Unser Leitbild …5.8.2018
Wer heute in eigener Verantwortung in das soziale Leben eingreifen und darin etwas bewirken, das heißt etwas unternehmen will, muss solches Tun mehr als noch vor wenigen Jahren vor dem gesellschaftlich wacher gewordenen Bewusstsein der Menschen dieser Gegenwart rechtfertigen und verantworten können. Er darf nicht mehr nur uneingeschränkt seinem inneren Antrieb, seiner nur persönlich verstandenen »Berufung« folgen; er sollte vielmehr dartun können, dass seine Initiative, sein Unternehmertum, eine erforderliche Antwort ist auf Fragen, die die Gesellschaft vernehmlich gestellt hat, dass er auf einen Bedarf antwortet, den er nicht selbst erst künstlich geweckt hat; mit anderen Worten: er muss für andere – aber unter eigener Verantwortung – tätig sein, arbeiten und helfen wollen. Alles Streben nach nur persönlicher Befriedigung – sei es in weltflüchtigem Künstlertum oder in selbstbezogener, herodischer Machtausübung – wird zunehmend von einer diesen Erscheinungen gegenüber wacher gewordenen Gesellschaft als nicht weiterführend erkannt und abgelehnt.

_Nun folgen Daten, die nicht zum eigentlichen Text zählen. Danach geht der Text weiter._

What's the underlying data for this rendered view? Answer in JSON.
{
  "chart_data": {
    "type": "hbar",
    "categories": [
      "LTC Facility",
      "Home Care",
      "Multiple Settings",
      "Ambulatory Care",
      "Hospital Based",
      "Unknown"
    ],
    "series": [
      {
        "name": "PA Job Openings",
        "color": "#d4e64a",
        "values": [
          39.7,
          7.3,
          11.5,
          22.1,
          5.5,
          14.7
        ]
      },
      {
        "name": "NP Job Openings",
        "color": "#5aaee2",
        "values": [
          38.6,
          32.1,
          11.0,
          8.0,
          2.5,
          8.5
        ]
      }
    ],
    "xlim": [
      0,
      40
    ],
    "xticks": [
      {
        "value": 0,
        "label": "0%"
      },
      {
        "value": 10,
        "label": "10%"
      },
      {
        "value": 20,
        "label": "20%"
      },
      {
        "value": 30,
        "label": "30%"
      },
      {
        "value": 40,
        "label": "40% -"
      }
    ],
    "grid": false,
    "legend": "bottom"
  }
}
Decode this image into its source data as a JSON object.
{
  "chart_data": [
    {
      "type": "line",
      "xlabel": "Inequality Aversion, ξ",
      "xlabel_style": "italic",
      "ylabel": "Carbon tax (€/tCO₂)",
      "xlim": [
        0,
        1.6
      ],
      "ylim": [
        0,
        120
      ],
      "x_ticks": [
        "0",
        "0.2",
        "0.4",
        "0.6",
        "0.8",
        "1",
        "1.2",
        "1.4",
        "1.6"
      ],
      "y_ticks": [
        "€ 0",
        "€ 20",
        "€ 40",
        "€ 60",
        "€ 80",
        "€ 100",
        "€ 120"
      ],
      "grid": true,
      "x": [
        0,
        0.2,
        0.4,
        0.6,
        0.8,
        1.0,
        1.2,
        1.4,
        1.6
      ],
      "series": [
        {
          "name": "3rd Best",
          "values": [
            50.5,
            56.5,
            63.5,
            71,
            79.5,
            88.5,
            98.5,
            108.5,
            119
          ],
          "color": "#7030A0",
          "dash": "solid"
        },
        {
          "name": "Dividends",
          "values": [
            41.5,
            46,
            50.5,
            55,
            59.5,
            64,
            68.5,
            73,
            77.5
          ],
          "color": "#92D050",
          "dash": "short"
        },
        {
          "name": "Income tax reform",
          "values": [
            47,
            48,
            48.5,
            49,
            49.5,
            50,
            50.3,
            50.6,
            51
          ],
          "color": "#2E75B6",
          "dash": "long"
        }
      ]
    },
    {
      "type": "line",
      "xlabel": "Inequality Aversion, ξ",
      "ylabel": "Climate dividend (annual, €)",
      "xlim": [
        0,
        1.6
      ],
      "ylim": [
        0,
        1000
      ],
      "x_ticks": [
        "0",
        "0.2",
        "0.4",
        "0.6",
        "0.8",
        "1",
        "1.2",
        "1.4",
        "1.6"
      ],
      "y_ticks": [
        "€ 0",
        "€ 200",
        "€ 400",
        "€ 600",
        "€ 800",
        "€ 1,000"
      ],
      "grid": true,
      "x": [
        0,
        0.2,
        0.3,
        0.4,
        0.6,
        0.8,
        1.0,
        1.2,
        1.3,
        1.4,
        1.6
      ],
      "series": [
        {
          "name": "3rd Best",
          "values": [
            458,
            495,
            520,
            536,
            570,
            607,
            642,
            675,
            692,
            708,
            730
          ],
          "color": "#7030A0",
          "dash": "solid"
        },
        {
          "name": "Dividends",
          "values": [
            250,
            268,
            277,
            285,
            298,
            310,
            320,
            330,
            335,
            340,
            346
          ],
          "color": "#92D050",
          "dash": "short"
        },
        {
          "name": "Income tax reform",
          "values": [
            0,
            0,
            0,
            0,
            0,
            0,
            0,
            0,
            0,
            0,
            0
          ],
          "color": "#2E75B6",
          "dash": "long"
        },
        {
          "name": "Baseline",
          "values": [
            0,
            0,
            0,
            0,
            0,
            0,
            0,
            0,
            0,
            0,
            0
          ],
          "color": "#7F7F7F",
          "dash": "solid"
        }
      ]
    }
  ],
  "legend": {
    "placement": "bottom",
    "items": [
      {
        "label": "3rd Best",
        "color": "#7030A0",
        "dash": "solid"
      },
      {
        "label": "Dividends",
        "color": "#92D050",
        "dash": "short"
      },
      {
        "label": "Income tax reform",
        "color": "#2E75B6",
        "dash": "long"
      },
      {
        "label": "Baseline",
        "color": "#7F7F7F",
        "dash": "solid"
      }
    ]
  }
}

Wer das Unternehmerwirken der Gegenwart aber kritisch prüfen will oder sich selbst prüft, ob er als Einzelner oder gemeinsam mit anderen zu solchem Wirken berufen ist, der darf nicht nur fragen, ob die Ziele des unternehmerischen Wirkens nur persönlicher Art sind oder ob sie heilsam für andere zu sein scheinen; er muss sich auch mit den Methoden des unternehmerischen Tuns befassen. Denn Ziel und Methode sind aufeinander bezogen, bedingen sich gegenseitig. Niemand wird auf alten Wegen, mit überholten Methoden zukünftige, heilsame Ziele wirklich erreichen können.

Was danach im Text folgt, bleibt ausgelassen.